All **transformations** in Spark are **`lazy`**, in that they do not compute their results right away. Instead, they just remember the transformations applied to some base dataset (e.g. a file). The transformations are only computed when an action requires a result to be returned to the driver program. This design enables Spark to run more efficiently. For example, we can realize that a dataset created through map will be used in a reduce and return only the result of the reduce to the driver, rather than the larger mapped dataset.

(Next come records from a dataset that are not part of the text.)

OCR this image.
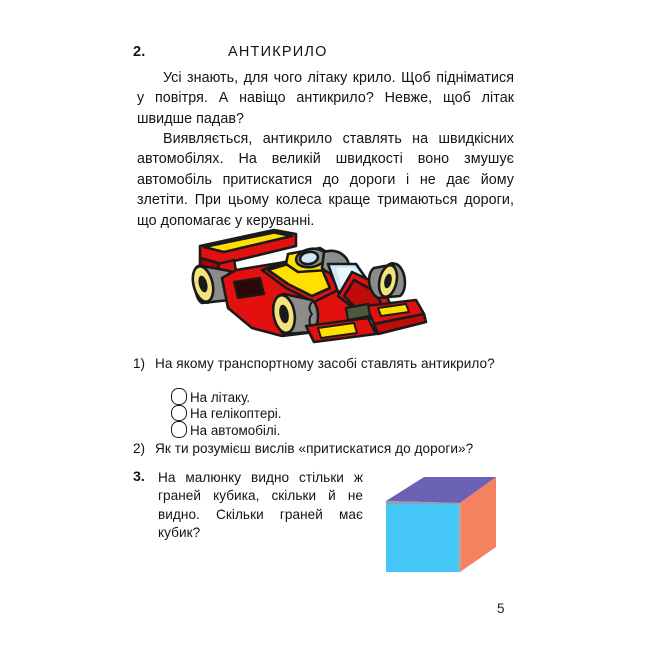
2.	АНТИКРИЛО
Усі знають, для чого літаку крило. Щоб підніматися у повітря. А навіщо антикрило? Невже, щоб літак швидше падав?
Виявляється, антикрило ставлять на швидкісних автомобілях. На великій швидкості воно змушує автомобіль притискатися до дороги і не дає йому злетіти. При цьому колеса краще тримаються дороги, що допомагає у керуванні.
1) На якому транспортному засобі ставлять антикрило?
На літаку.
На гелікоптері.
На автомобілі.
2) Як ти розумієш вислів «притискатися до дороги»?
3. На малюнку видно стільки ж граней кубика, скільки й не видно. Скільки граней має кубик?
5
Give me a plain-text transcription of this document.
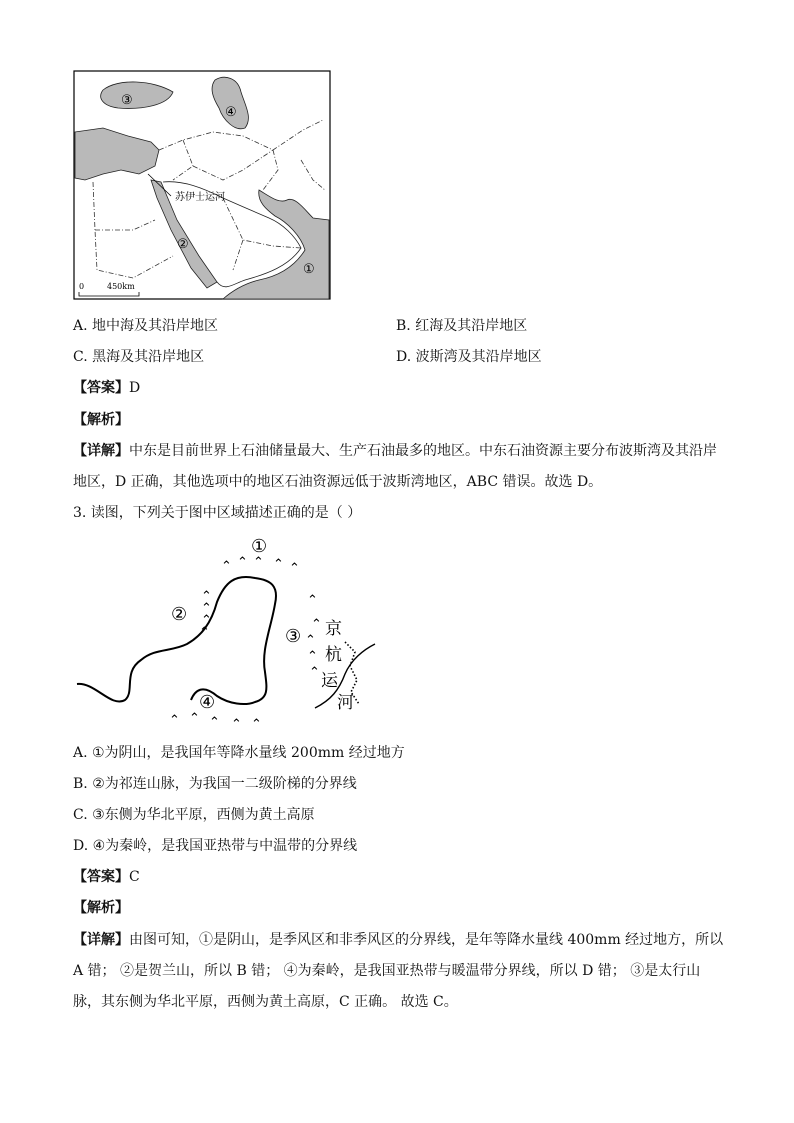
苏伊士运河
③
④
②
①
0	450km
A. 地中海及其沿岸地区	B. 红海及其沿岸地区
C. 黑海及其沿岸地区	D. 波斯湾及其沿岸地区
【答案】D
【解析】
【详解】中东是目前世界上石油储量最大、生产石油最多的地区。中东石油资源主要分布波斯湾及其沿岸
地区，D 正确，其他选项中的地区石油资源远低于波斯湾地区，ABC 错误。故选 D。
3. 读图，下列关于图中区域描述正确的是（ ）
⌃ ⌃ ⌃ ⌃ ⌃
⌃
⌃
⌃
⌃
⌃
⌃
⌃
⌃
⌃
⌃ ⌃ ⌃ ⌃ ⌃
①
②
③
④
京
杭
运
河
A. ①为阴山，是我国年等降水量线 200mm 经过地方
B. ②为祁连山脉，为我国一二级阶梯的分界线
C. ③东侧为华北平原，西侧为黄土高原
D. ④为秦岭，是我国亚热带与中温带的分界线
【答案】C
【解析】
【详解】由图可知，①是阴山，是季风区和非季风区的分界线，是年等降水量线 400mm 经过地方，所以
A 错； ②是贺兰山，所以 B 错； ④为秦岭，是我国亚热带与暖温带分界线，所以 D 错； ③是太行山
脉，其东侧为华北平原，西侧为黄土高原，C 正确。 故选 C。
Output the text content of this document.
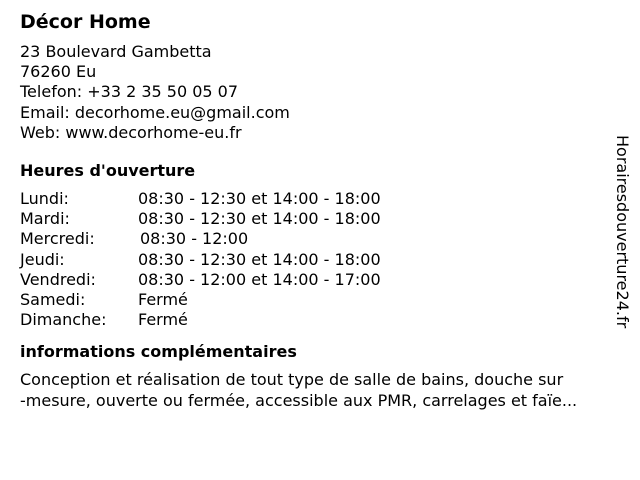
Décor Home
23 Boulevard Gambetta
76260 Eu
Telefon: +33 2 35 50 05 07
Email: decorhome.eu@gmail.com
Web: www.decorhome-eu.fr
Heures d'ouverture
Lundi:	08:30 - 12:30 et 14:00 - 18:00
Mardi:	08:30 - 12:30 et 14:00 - 18:00
Mercredi:	08:30 - 12:00
Jeudi:	08:30 - 12:30 et 14:00 - 18:00
Vendredi:	08:30 - 12:00 et 14:00 - 17:00
Samedi:	Fermé
Dimanche: Fermé
informations complémentaires
Conception et réalisation de tout type de salle de bains, douche sur
-mesure, ouverte ou fermée, accessible aux PMR, carrelages et faïe...
Horairesdouverture24.fr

By default, each transformed RDD may be recomputed each time you run an action on it. However, you may also persist an RDD in memory using the `persist` (or `cache`) method, in which case Spark will keep the elements around on the cluster for much faster access the next time you query it. There is also support for persisting RDDs on disk, or replicated across multiple nodes.

#### lazy computing of transformation

In [176]:
rdd2 = sc.textFile("data.txt")
print 'rdd2 = ', rdd2.collect()
# get length of each line in rdd2
lineLengths_rdd = rdd2.map(lambda s: len(s))
# Important!! It is not immediately computed, due to laziness
print lineLengths_rdd
# see what is in the rdd, collect to a list
lineLengths_rdd.collect()

rdd2 =  [u'one', u'two', u'three']
PythonRDD[939] at RDD at PythonRDD.scala:48


[3, 3, 5]

#### persist

In [177]:
rdd2 = sc.textFile("data.txt")
lineLengths_rdd = rdd2.map(lambda s: len(s))
# sum up all length in the rdd
total1 = lineLengths_rdd.reduce(lambda a, b: a + b)
# If we also wanted to use lineLengths again later, we could add:
lineLengths_rdd.persist()
total2 = lineLengths_rdd.reduce(lambda a, b: a + b)
# if lineLengths_rdd not persist in memory, 
# the total2 will be calculating starting from rdd2 again
total1, total2

(11, 11)

#### function call
As you would notice we are using Lambda expressions for simple functions for map and reduce. We can also define a longer function and call the function in spark.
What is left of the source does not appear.